THE EXPLORER

Overview

The Explorer started as a classroom tool, a simple 3D solar system to make learning about space a bit more engaging. Then I started playing No Man's Sky, and something clicked. Not the spaceship travel or the exploration loop specifically, but the feeling of a universe that could just keep going. That feeling stuck with me.

The question I kept coming back to was: how do you make something feel expansive without requiring a programmer every time a designer wants to add something new? The answer turned out to be a CSV file.

Everything the system knows about a celestial body comes from a spreadsheet. The engine reads it, generates the navigation button, positions the camera, and populates the information panel automatically. Adding a new planet is a content task, not a programming task. The project covers all eight planets and the Sun, each with accurate scientific data sourced from NASA, planet-specific shaders, and atmospheric materials.

Project Details

Platform: PC

Engine: Unreal Engine

Tech: Blueprint Visual Scripting, Unreal DataTables, CSV

Role: Solo Designer and Developer

Data Sources: NASA, SolarSystemScope, PurplePlanet

Status: Prototype available on itch.io

The CSV-Driven System

The core idea was that a designer should be able to add or modify any celestial body by editing a single row in a CSV without touching Blueprint or code. Each row defines everything the system needs: planet name, main composition, mean temperature, diameter, mass, orbital period, gravity, surface features, NASA info link, and camera position and rotation in world coordinates.
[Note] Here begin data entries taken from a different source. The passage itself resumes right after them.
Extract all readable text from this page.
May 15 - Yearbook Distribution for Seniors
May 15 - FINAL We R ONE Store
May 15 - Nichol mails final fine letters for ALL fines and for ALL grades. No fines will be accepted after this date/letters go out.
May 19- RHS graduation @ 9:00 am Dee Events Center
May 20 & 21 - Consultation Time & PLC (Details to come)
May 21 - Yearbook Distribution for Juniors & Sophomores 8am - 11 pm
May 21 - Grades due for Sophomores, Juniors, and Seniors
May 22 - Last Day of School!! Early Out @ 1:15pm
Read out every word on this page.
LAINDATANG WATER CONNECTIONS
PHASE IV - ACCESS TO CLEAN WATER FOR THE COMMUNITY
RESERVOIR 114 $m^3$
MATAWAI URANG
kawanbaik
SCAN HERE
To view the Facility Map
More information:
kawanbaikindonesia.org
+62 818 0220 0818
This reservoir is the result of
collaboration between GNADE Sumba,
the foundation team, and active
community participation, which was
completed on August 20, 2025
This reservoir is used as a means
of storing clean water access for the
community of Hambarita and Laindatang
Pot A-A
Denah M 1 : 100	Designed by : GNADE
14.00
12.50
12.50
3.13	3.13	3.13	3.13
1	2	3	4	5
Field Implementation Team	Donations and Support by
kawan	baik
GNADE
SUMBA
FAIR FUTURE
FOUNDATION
At runtime the system reads the CSV through Unreal DataTables, automatically generates a navigation button for each entry, binds it to the camera coordinates for that body, and populates the information panel when selected. None of it is hardcoded. A new row produces a fully functional new planet.
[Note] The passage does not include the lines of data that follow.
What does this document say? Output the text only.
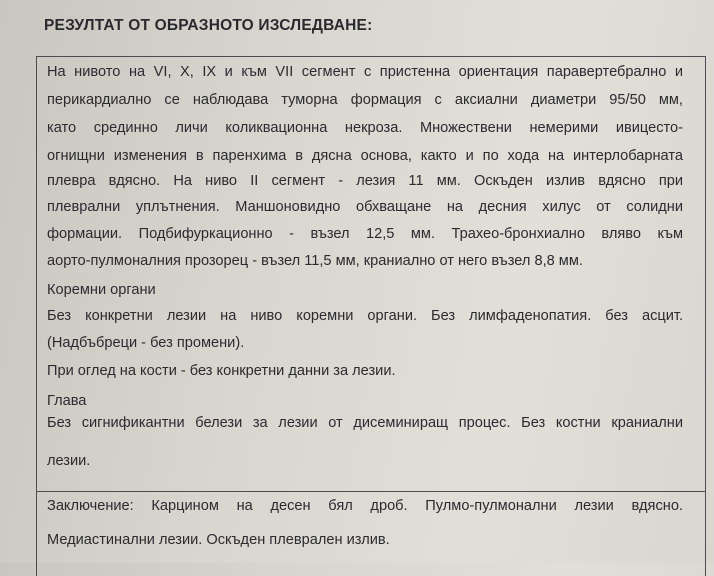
РЕЗУЛТАТ ОТ ОБРАЗНОТО ИЗСЛЕДВАНЕ:
На нивото на VI, X, IX и към VII сегмент с пристенна ориентация паравертебрално и
перикардиално се наблюдава туморна формация с аксиални диаметри 95/50 мм,
като срединно личи коликвационна некроза. Множествени немерими ивицесто-
огнищни изменения в паренхима в дясна основа, както и по хода на интерлобарната
плевра вдясно. На ниво II сегмент - лезия 11 мм. Оскъден излив вдясно при
плеврални уплътнения. Маншоновидно обхващане на десния хилус от солидни
формации. Подбифуркационно - възел 12,5 мм. Трахео-бронхиално вляво към
аорто-пулмоналния прозорец - възел 11,5 мм, краниално от него възел 8,8 мм.
Коремни органи
Без конкретни лезии на ниво коремни органи. Без лимфаденопатия. без асцит.
(Надбъбреци - без промени).
При оглед на кости - без конкретни данни за лезии.
Глава
Без сигнификантни белези за лезии от дисеминиращ процес. Без костни краниални
лезии.
Заключение: Карцином на десен бял дроб. Пулмо-пулмонални лезии вдясно.
Медиастинални лезии. Оскъден плеврален излив.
The workflow for adding a body is straightforward. You create a sphere mesh, apply your shader and textures, and place it in the world. Then you temporarily place a camera at a viewpoint that frames it well, note those world coordinates, and delete the camera. The system uses a single shared camera that travels to whichever coordinates are in the selected row. Once you fill in the CSV, the button appears, the camera travels there, and the info panel fills automatically.

The Interaction Loop

Selecting a planet triggers a smooth camera interpolation to the coordinates in its CSV row. The journey between bodies communicates the scale of the solar system through movement. It is not just a transition, it is part of the experience. Once there you can rotate the planet freely, read the scientific data in the info panel, and follow the NASA link for more.

What I Learned

The most valuable thing this project taught me was to let an idea breathe rather than plan it completely upfront. It started as a simple visualization and became a data-driven content system because I followed a question rather than a specification. Starting simple and letting the architecture emerge from a real need produced something more interesting than anything I would have designed from scratch.